Fine-Tuning AI Performance: Understanding Prediction Controls

When training your assembly steps in Rapta’s AI platform, you have access to powerful controls that let you optimize how the AI recognizes and validates each step. Two key settings—Min Prediction Threshold and Prediction Smoothing—give you the flexibility to balance speed and accuracy for your specific manufacturing environment.

Min Prediction Threshold: Setting Your Confidence Bar

The Min Prediction Threshold determines how confident the AI needs to be before accepting that an operator has correctly completed a step. Think of it as setting the bar for quality control.

How it works:
• Range: 0.0 to 1.0 (0% to 100% confidence)
• Default: 0.8 (80% confidence)
• Adjustable in increments of 0.05

When to adjust:
• Lower the threshold (e.g., 0.5-0.7) when you need faster step progression or when working with steps that have natural variation
• Raise the threshold (e.g., 0.85-0.95) for critical quality steps where you need maximum certainty before advancing

This setting is particularly valuable for assemblies where certain steps require stricter validation than others. You can customize each step independently to match your quality requirements.

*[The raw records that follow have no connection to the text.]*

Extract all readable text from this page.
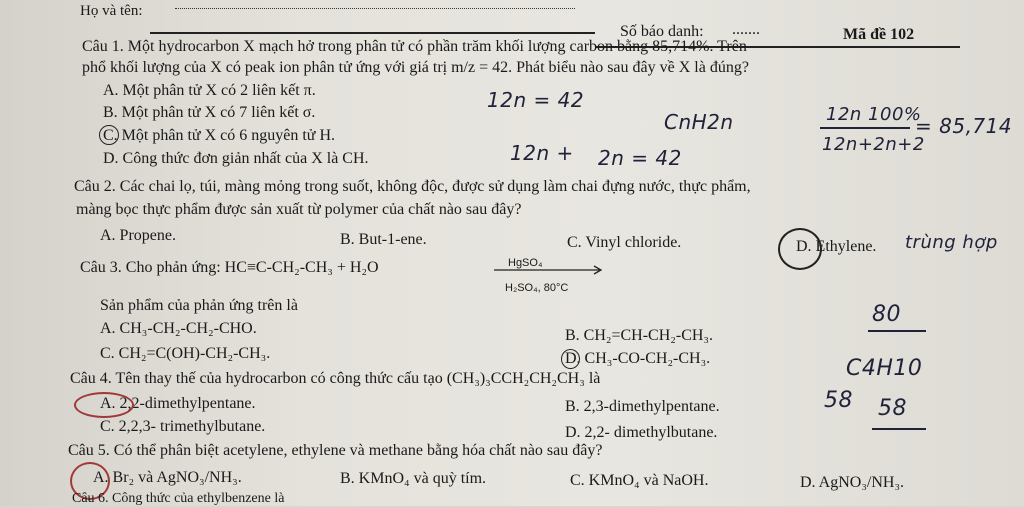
Họ và tên:
Số báo danh: .......	Mã đề 102
Câu 1. Một hydrocarbon X mạch hở trong phân tử có phần trăm khối lượng carbon bằng 85,714%. Trên
phổ khối lượng của X có peak ion phân tử ứng với giá trị m/z = 42. Phát biểu nào sau đây về X là đúng?
A. Một phân tử X có 2 liên kết π.
B. Một phân tử X có 7 liên kết σ.
C. Một phân tử X có 6 nguyên tử H.
D. Công thức đơn giản nhất của X là CH.
12n = 42
CnH2n	12n 100%
= 85,714
12n+2n+2
12n + 2n = 42
Câu 2. Các chai lọ, túi, màng mỏng trong suốt, không độc, được sử dụng làm chai đựng nước, thực phẩm,
màng bọc thực phẩm được sản xuất từ polymer của chất nào sau đây?
A. Propene.	B. But-1-ene.	C. Vinyl chloride.	D. Ethylene. trùng hợp
Câu 3. Cho phản ứng: HC≡C-CH₂-CH₃ + H₂O	HgSO₄
H₂SO₄, 80°C
Sản phẩm của phản ứng trên là
A. CH₃-CH₂-CH₂-CHO.	B. CH₂=CH-CH₂-CH₃.
C. CH₂=C(OH)-CH₂-CH₃.	D. CH₃-CO-CH₂-CH₃.
80
C4H10
Câu 4. Tên thay thế của hydrocarbon có công thức cấu tạo (CH₃)₃CCH₂CH₂CH₃ là
A. 2,2-dimethylpentane.	B. 2,3-dimethylpentane.
C. 2,2,3- trimethylbutane.	D. 2,2- dimethylbutane.
58 58
Câu 5. Có thể phân biệt acetylene, ethylene và methane bằng hóa chất nào sau đây?
A. Br₂ và AgNO₃/NH₃.	B. KMnO₄ và quỳ tím.	C. KMnO₄ và NaOH.	D. AgNO₃/NH₃.
Câu 6. Công thức của ethylbenzene là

Prediction Smoothing: Reducing False Positives

Prediction Smoothing controls how many consecutive video frames the AI analyzes before confirming a step is complete. This feature prevents the system from reacting to momentary anomalies or brief movements that might otherwise trigger false positives.

How it works:
• Range: 5 to 20 frames
• Default: 6 frames
• Higher values = more smoothing, slower response
• Lower values = less smoothing, faster response

Benefits:
• Reduces noise: Filters out single-frame anomalies that could cause incorrect step detection
• Improves accuracy: Ensures the AI sees a consistent pattern before advancing
• Optimizes speed: Lower settings allow faster-paced assemblies to move quickly through steps

According to Rapta’s platform design, Prediction Smoothing “improves the speed of predictions” by intelligently buffering recent frames to make more reliable decisions.

Accessing these Controls

1. Navigate to your assembly
2. Select the step you want to configure
3. Click Edit Step
4. Locate the Min Prediction Threshold and Prediction Smoothing sliders on the page

You’ll see both sliders displayed prominently, allowing you to adjust them independently for each step in your assembly process.

Enabling Prediction Smoothing

Prediction Smoothing is a system-wide feature that must be enabled before you can adjust it for individual steps:

1. Navigate to Setup → Live Configuration Tab
2. Toggle “Enable Prediction Smoothing” to ON
3. Set your default smoothing value (5-20 frames)
4. Individual step settings will now be adjustable when editing assembly steps

Why is it disabled by default?
This prevents accidental changes to prediction behavior without administrator awareness. Once enabled globally, you can fine-tune the setting for each assembly step based on your specific needs.

Best Practices

For fast manual assembly lines:
• Use lower prediction smoothing values (5-8 frames) to keep pace with rapid operations
• Adjust Min Prediction Threshold based on step criticality

For precision assembly work:
• Use higher prediction smoothing values (12-20 frames) to ensure consistent detection
• Set higher Min Prediction Threshold (0.85+) for quality-critical steps

For mixed environments:
• Customize settings per step—use stricter controls for critical fastening operations and more lenient settings for preparatory steps
• Monitor your assembly analytics to identify steps that may benefit from threshold adjustments

Getting Started

These controls are available on the Edit Step page for all general assembly steps. Simply navigate to your assembly, select the step you want to optimize, and adjust the sliders to match your operational requirements.